3. UHPP operating considerations
UHPP is normally closed to GA operations from 0800 to 2000 UTC but may be used during these hours for tech stop purposes when use of the passenger terminal is not needed. To arrange a landing permit for UHPP for aircraft over 45 tons it’s important to confirm that the airport is certified for your particular aircraft type. Certification guarantees that required ground support equipment (GSE) and personnel will be available. If your large aircraft is not specifically certified for operation into UHPP (for example a DC10, MD90 or AN124), you’ll need to obtain a one-time approval from the airport authority and this may mandate carrying a tow bar, tech fluids and a flight mechanic onboard.
Recommended alternates for UNNT include Kemerovo (UNEE), Barnaul (UNBB) and Novokuznetsk (UNWW) at between 150 and 300 km away. Alternates for UHPP include Yuzhno-Sakhalinsk (UHSS) and Magadan (UHMM) at a distance of about 1,000 km. The above are all 24-hour AOEs with the exception of UHSS, which is open 2100-1200 UTC and has a curfew from 0330-0500 UTC, and UHMM with is only open 2300-1100 UTC.
5. Cold weather operations
At northern locations such as UHPP and UNNT winter conditions can be extremely cold and last for up to nine months of the year. Best practice during winter is to dress warmly, drain water and lav systems, remove liquids, request a heating unit for preflight and remove batteries for longer stops. De-icing services are readily available and generally not an issue at major Russian airports during winter months.
6. Hotels and local transport
Adequate crew accommodations are available for stopovers at larger cities in Russia butroom availability may sell out during large local event periods. At larger Russian cities we often recommend staying at hotels close to the airport rather than hotels in the city center. This is because of significant traffic congestion delays in the cities. We suggest confirming crew accommodations well in advance of travel. For local area travel pre-paid transport (car with driver) is preferred. However, be aware that English speaking drivers are a rare commodity in Russia, even in the larger cities.

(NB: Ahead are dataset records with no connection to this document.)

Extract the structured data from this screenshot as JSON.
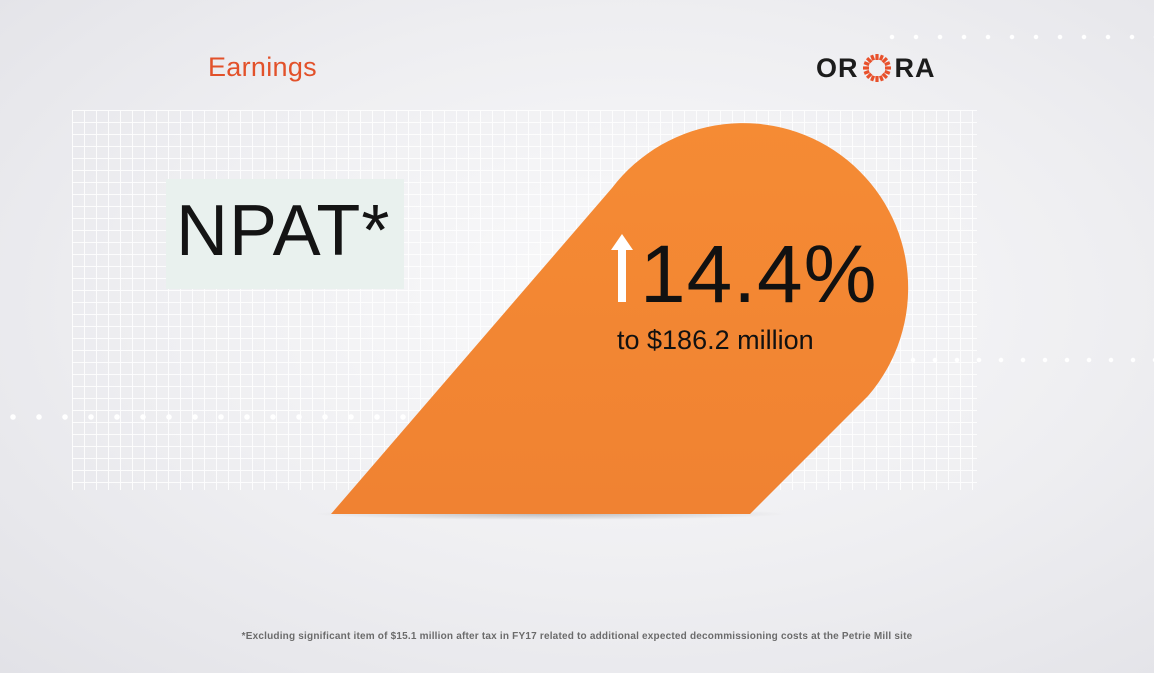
{
  "header": {
    "section_title": "Earnings",
    "logo_left": "OR",
    "logo_right": "RA",
    "logo_icon": "sun-ring-icon"
  },
  "metric": {
    "label": "NPAT*",
    "change": "14.4%",
    "direction_icon": "up-arrow-icon",
    "detail": "to $186.2 million"
  },
  "footnote": "*Excluding significant item of $15.1 million after tax in FY17 related to additional expected decommissioning costs at the Petrie Mill site",
  "colors": {
    "accent_orange": "#f48a35",
    "title_orange": "#e2512a",
    "logo_sun": "#e8502b",
    "label_bg": "#e9f1ee"
  }
}
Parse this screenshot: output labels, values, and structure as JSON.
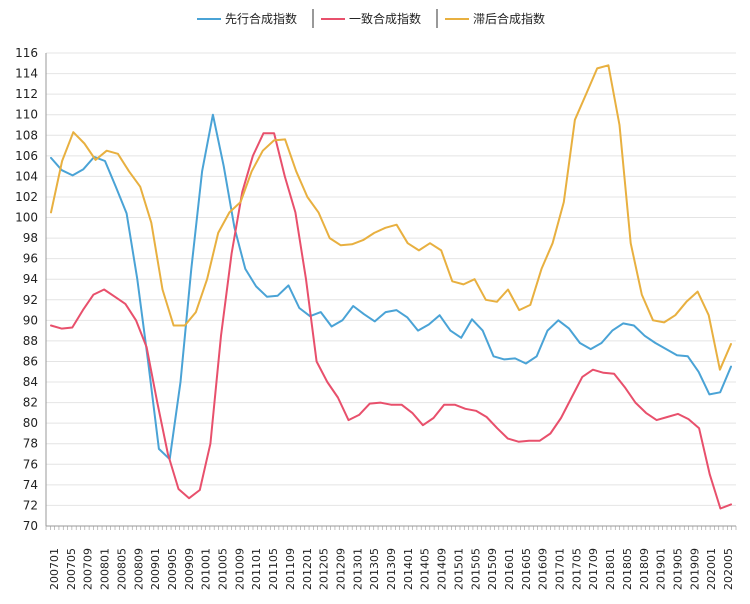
{
  "chart_data": {
    "type": "line",
    "title": "",
    "xlabel": "",
    "ylabel": "",
    "ylim": [
      70,
      116
    ],
    "yticks": [
      70,
      72,
      74,
      76,
      78,
      80,
      82,
      84,
      86,
      88,
      90,
      92,
      94,
      96,
      98,
      100,
      102,
      104,
      106,
      108,
      110,
      112,
      114,
      116
    ],
    "x_tick_labels": [
      "200701",
      "200705",
      "200709",
      "200801",
      "200805",
      "200809",
      "200901",
      "200905",
      "200909",
      "201001",
      "201005",
      "201009",
      "201101",
      "201105",
      "201109",
      "201201",
      "201205",
      "201209",
      "201301",
      "201305",
      "201309",
      "201401",
      "201405",
      "201409",
      "201501",
      "201505",
      "201509",
      "201601",
      "201605",
      "201609",
      "201701",
      "201705",
      "201709",
      "201801",
      "201805",
      "201809",
      "201901",
      "201905",
      "201909",
      "202001",
      "202005"
    ],
    "grid": "horizontal",
    "legend_position": "top",
    "series": [
      {
        "name": "先行合成指数",
        "color": "#4aa3d6",
        "values": [
          105.8,
          104.6,
          104.1,
          104.7,
          105.9,
          105.5,
          103.0,
          100.4,
          94.0,
          86.0,
          77.5,
          76.5,
          84.0,
          95.0,
          104.5,
          110.0,
          105.0,
          99.0,
          95.0,
          93.3,
          92.3,
          92.4,
          93.4,
          91.2,
          90.4,
          90.8,
          89.4,
          90.0,
          91.4,
          90.6,
          89.9,
          90.8,
          91.0,
          90.3,
          89.0,
          89.6,
          90.5,
          89.0,
          88.3,
          90.1,
          89.0,
          86.5,
          86.2,
          86.3,
          85.8,
          86.5,
          89.0,
          90.0,
          89.2,
          87.8,
          87.2,
          87.8,
          89.0,
          89.7,
          89.5,
          88.5,
          87.8,
          87.2,
          86.6,
          86.5,
          85.0,
          82.8,
          83.0,
          85.5
        ]
      },
      {
        "name": "一致合成指数",
        "color": "#e8506c",
        "values": [
          89.5,
          89.2,
          89.3,
          91.0,
          92.5,
          93.0,
          92.3,
          91.6,
          90.0,
          87.4,
          82.0,
          77.0,
          73.6,
          72.7,
          73.5,
          78.0,
          88.5,
          96.5,
          102.5,
          106.0,
          108.2,
          108.2,
          104.0,
          100.5,
          94.0,
          86.0,
          84.0,
          82.5,
          80.3,
          80.8,
          81.9,
          82.0,
          81.8,
          81.8,
          81.0,
          79.8,
          80.5,
          81.8,
          81.8,
          81.4,
          81.2,
          80.6,
          79.5,
          78.5,
          78.2,
          78.3,
          78.3,
          79.0,
          80.5,
          82.5,
          84.5,
          85.2,
          84.9,
          84.8,
          83.5,
          82.0,
          81.0,
          80.3,
          80.6,
          80.9,
          80.4,
          79.5,
          75.0,
          71.7,
          72.1
        ]
      },
      {
        "name": "滞后合成指数",
        "color": "#e8b040",
        "values": [
          100.5,
          105.5,
          108.3,
          107.2,
          105.6,
          106.5,
          106.2,
          104.5,
          103.0,
          99.5,
          93.0,
          89.5,
          89.5,
          90.8,
          94.0,
          98.5,
          100.5,
          101.5,
          104.5,
          106.5,
          107.5,
          107.6,
          104.5,
          102.0,
          100.5,
          98.0,
          97.3,
          97.4,
          97.8,
          98.5,
          99.0,
          99.3,
          97.5,
          96.8,
          97.5,
          96.8,
          93.8,
          93.5,
          94.0,
          92.0,
          91.8,
          93.0,
          91.0,
          91.5,
          95.0,
          97.5,
          101.5,
          109.5,
          112.0,
          114.5,
          114.8,
          109.0,
          97.5,
          92.5,
          90.0,
          89.8,
          90.5,
          91.8,
          92.8,
          90.5,
          85.2,
          87.7
        ]
      }
    ]
  }
}
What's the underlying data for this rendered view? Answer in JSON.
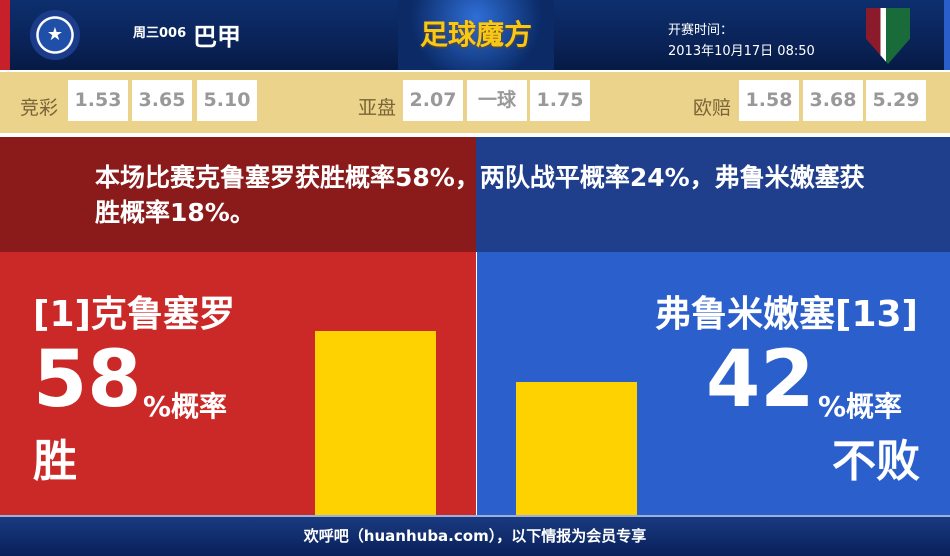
{
  "header": {
    "league_prefix": "周三006",
    "league": "巴甲",
    "brand": "足球魔方",
    "time_label": "开赛时间：",
    "time_value": "2013年10月17日 08:50",
    "home_logo": "cruzeiro-crest",
    "away_logo": "fluminense-crest"
  },
  "odds": {
    "jingcai": {
      "label": "竞彩",
      "values": [
        "1.53",
        "3.65",
        "5.10"
      ]
    },
    "yapan": {
      "label": "亚盘",
      "values": [
        "2.07",
        "一球",
        "1.75"
      ]
    },
    "oupei": {
      "label": "欧赔",
      "values": [
        "1.58",
        "3.68",
        "5.29"
      ]
    }
  },
  "summary": "本场比赛克鲁塞罗获胜概率58%，两队战平概率24%，弗鲁米嫩塞获胜概率18%。",
  "home": {
    "team": "[1]克鲁塞罗",
    "pct": "58",
    "pct_label": "%概率",
    "result": "胜",
    "bar_value": 58
  },
  "away": {
    "team": "弗鲁米嫩塞[13]",
    "pct": "42",
    "pct_label": "%概率",
    "result": "不败",
    "bar_value": 42
  },
  "footer": "欢呼吧（huanhuba.com），以下情报为会员专享",
  "colors": {
    "home": "#cb2828",
    "away": "#2b5fcb",
    "bar": "#fed200"
  }
}
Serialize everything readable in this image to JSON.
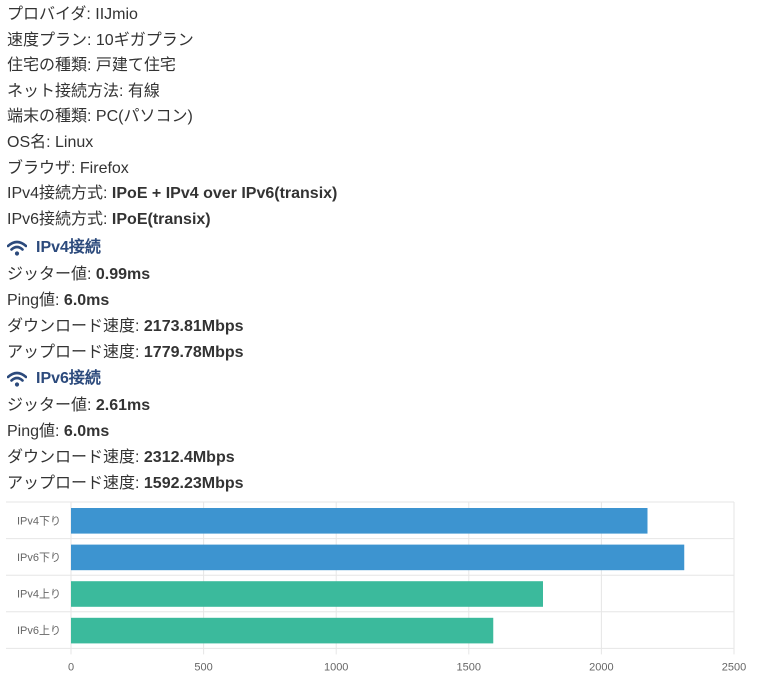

7. Ground service considerations
Operators should avoid sending multiple requests to different ground handlers for the same services — particularly for fuel uplifts and in-flight catering. If you decide to place an order with a different handling company it’s important to cancel any outstanding requests with different providers. In terms of fuel uplifts be aware that only TS1 fuel is available — this is similar to Jet A — and Avgas is not supplied at most locations.
8. Flight planning considerations
Alternate and equal time point (ETP) planning is a particularly important consideration when operating to and through Russia’s Siberian and northeast regions. It’s recommended that you speak to your 3rd-party provider on any routing concerns
While both UHPP and UNNT are well used tech stops there are particular cautions and issues to consider during winter months. Also, be aware of airport requirements for each airport including alternates, especially during the winter.